SSHA marks its past by looking forward

Ontario’s Smart System for Health Agency marked its five-year anniversary this week by laying out its blueprint for the future. The strategic plan, among other things, presents strategies aimed at fostering the growth of electronic communication between practitioners, enabling increased use of electronic patient health records, and helping to avert any future pandemic outbreaks.

Among the primary objectives is deploying SSHA’s ONE Network by working with the Ministry of Health and Long-Term Care, Local Health Integration Networks and providers. ONE Network is the foundation for a suite of SSHA products and services that enable health care providers to electronically share patient information. It is currently in place at more than 5,000 locations.

According to SSHA CEO William Albino, the organization is deploying algorithmic formulas to build a Unique Patient Identifier to ensure that a patient identified in the system is in fact the person in question. It uses a multi-factor system to make sure that each John Smith, for instance, is identified correctly.

Other key objectives going forward include introducing the provincial Health Information Access Layer (HIAL), which will be a foundational architecture component for the secure and private exchange of personal health data between health care providers; and enabling electronic health record integration by expanding SSHA’s role to include direction setting and development of provincial domain repositories.

Underlying these initiatives, Albino said in an interview with, is strong technology, including the underlying network.

“The original goal (of the SSHA’s network) was to create a secure messaging infrastructure,” said Albino. Now, with applications as diverse and demanding as real-time streaming for video-assisted surgeries, the ante has been upped. The net runs on a Multi-Protocol Label Switching (MPLS) infrastructure to meet the “higher performance requirements in the health sector,” added Albino. “You can also manage traffic better with MPLS.”

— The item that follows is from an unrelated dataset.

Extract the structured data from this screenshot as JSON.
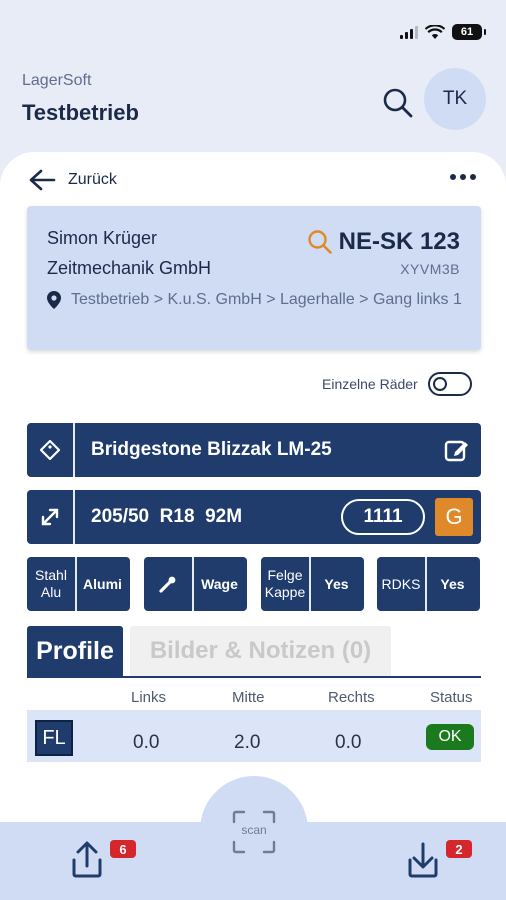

The proprietary network runs on an encrypted pipe, said Michael Power, SSHA’s vice-president, privacy and security. “It provides a layer of security that you don’t usually get” in other networks, he said.

Other core technologies making the SSHA’s strategic plan possible include an internal mail service for 150,000 practitioners, which Albino said the agency is halfway through having everyone getting access, and extensive directories for patients, providers and locations.

SSHA has also undertaken considerable work in helping to avert any problems of the kind that arose in the wake of Ontario’s SARS outbreak of 2003. It is upgrading the current public health system for disease outbreak management to an enhanced version called Panorama. It will offer health care providers increased abilities to identify outbreaks and share information with other facilities and organizations across the country.